But despite the FCC’s anti-hoarding edict, phone numbers remain in short supply in some states.
Philip McClelland, a senior assistant consumer advocate in the Pennsylvania consumer affairs office, said his state’s consumers “will not experience the benefits of pooling numbers” in smaller blocks “until 2002 or 2003.”
“We’ve found that the industry is just not able to do it that quickly,” he said. “All of this takes a good deal of administration and time.”
Other regions, including Virginia and Maryland, have implemented 10-digit dialing for local calls to stem demand for new area codes.
In addition to nationwide 10-digit dialing, the FCC’s staff recommends that the agency consider setting aside numbers exclusively for wireless phone users and other specialized services that are not tied to a geographic location.
The staff also recommends implementing anti-hoarding measures to prevent carriers from stockpiling excess phone numbers. The FCC probably would solicit further public comment before implementing any of these additional supplemental orders.
FCC Chairman William E. Kennard was traveling Tuesday and could not be reached for comment.
If the 10-digit dialing plan is adopted by the FCC, it could be difficult and costly to implement, analysts said.

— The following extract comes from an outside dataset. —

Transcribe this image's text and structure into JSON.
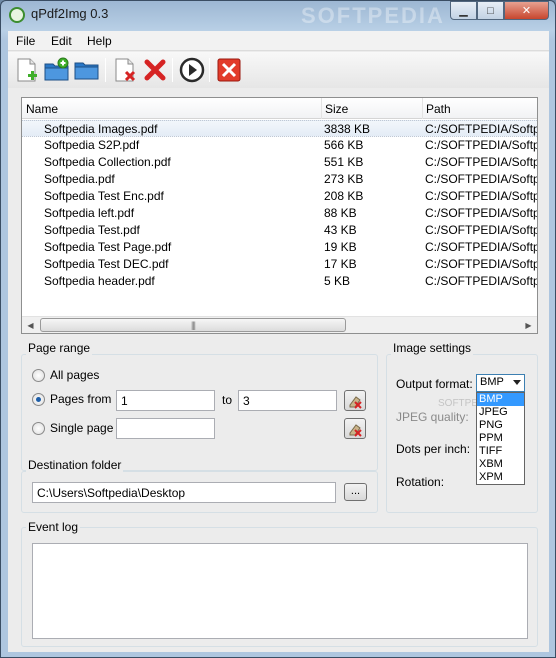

Boston economist Lee Selwyn called the FCC proposal a “stopgap measure” that would require a complete overhaul of the U.S. phone system.
“The [phone] network protocol interprets the zero and one in special ways,” Selwyn said.
“It would be a fairly major network reconfiguration to go to 10-digit dialing” nationwide.
A shift to 10-digit local dialing would force expensive upgrades to everything from alarm systems, elevator emergency phones, apartment entry systems that use phone numbers, corporate phone systems and pre-programmed fax systems.
Still, the FCC’s plan has backers, especially among industry officials and others who believe that the 10-digit dialing requirement would help prepare the nation for a major shift that they view as inevitable: the move to an 11-digit or 12-digit numbering system.
“I think it’s wise to go to 10-digit dialing,” said Eric Morson, co-administrator of AreaCode-Info.com, an independent Internet site devoted to area code matters. “This is becoming more of a crisis, and they’re looking ahead at having to go to 12 digits well within the next decade.”